I’m still especially interested in the “Ability to Pay” doctrine. In 2010, Congress passed legislation saying credit card company couldn’t issue consumers a credit line unless they could demonstrate the customer could pay the loan back at their current income. More recently, the Consumer Financial Protection Bureau has been going back and forth on implementing rules that would do the same thing for payday loans: effectively outlawing lending money to people who are unemployed. The logic is clear: it can cause outsize harm to lend someone money if you have no idea whether they can repay you, especially because it normally means that you’re charging such high fees that you can break even, even if the customer defaults. And yet, what does it mean for literal mobility in this country if it’s illegal to lend someone enough money to buy a Greyhound ticket and stay at a hostel until they line something up?
What’s next
I’ll be continuing research for this project, and I’m still hoping to talk to more people with experiences with credit card debt, personal loan debt and payday loan debt. If that’s you or someone you know, please drop me a line. I’m moving more into the manuscript phase of this project. It’s been exciting over the last few days to be making progress every day in telling Americans’ stories. I’ll be writing some standalone pieces this fall, as well, and potentially doing some consulting work, at a much lower number of hours than this past spring.
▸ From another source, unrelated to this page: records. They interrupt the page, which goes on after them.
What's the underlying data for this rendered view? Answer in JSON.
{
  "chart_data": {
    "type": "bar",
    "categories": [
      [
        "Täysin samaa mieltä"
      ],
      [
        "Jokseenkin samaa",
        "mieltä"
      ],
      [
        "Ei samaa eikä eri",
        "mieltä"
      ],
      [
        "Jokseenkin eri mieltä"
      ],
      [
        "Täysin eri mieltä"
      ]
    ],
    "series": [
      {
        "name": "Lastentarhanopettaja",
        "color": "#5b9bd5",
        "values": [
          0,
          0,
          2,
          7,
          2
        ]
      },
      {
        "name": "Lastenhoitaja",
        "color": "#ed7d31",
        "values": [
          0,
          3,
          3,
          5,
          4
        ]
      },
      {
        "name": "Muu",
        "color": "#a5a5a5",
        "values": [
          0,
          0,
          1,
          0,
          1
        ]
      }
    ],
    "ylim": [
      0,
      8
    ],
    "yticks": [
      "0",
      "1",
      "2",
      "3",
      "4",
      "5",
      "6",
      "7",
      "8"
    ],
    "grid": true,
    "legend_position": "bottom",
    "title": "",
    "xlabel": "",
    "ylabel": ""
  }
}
Here are some of the topics I’ve been thinking about outside of my major debt project:
- Wage theft: I’m increasingly fascinated both by all the scams employers use to avoid paying people, and why some states/cities refuse to create a climate that would hold employers accountable– when even the most ‘free-marketeers’ among us agree that people should get paid the amount they’re owed for work.
- The consequences of natural disasters for households: I’ve been talking to people in the Houston area about how Hurricane Harvey impacted their personal finances. I’m especially interested in the phenomenon of people using their disaster relief to pay off student loans while foreclosing on their homes. I’m also interested in efforts across the country to ensure fair labor standards when we rebuild after natural disasters.
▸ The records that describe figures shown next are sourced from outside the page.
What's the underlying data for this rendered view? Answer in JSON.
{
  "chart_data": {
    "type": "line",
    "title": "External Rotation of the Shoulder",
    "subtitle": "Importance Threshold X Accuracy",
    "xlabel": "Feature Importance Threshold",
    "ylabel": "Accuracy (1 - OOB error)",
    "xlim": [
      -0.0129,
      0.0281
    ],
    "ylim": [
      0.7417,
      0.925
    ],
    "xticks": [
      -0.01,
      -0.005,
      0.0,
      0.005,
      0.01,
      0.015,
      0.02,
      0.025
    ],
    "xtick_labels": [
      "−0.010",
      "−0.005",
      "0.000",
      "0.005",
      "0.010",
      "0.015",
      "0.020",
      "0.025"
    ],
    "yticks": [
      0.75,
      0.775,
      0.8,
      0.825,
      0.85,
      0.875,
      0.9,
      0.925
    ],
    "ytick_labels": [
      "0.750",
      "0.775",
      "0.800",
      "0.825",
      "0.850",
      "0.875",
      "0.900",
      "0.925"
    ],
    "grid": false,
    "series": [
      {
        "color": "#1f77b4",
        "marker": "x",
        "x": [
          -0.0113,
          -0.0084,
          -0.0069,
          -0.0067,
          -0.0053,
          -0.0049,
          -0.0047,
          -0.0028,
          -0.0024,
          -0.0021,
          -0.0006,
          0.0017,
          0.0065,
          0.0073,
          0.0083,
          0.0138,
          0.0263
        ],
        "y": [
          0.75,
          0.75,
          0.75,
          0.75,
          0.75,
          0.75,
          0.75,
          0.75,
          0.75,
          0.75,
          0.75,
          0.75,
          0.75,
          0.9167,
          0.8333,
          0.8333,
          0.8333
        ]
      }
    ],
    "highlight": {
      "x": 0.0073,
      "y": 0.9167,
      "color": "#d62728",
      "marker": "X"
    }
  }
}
- The Community Reinvestment Act: What affirmative obligations should be placed on banks? When this legislation was written, the phenomenon of “they’ll take my deposits but won’t lend to me” was a common critique, especially for minority families: now, it seems like predatory lending is rampant and people can no longer count on getting a free checking account.
- Housing crises in rural areas: I talked to people in Red Oak, Iowa, about how areas of concentrated poverty sprung up after FEMA redrew their flood maps. I’m interested in the forces that create housing affordability challenges outside of places like New York and San Francisco.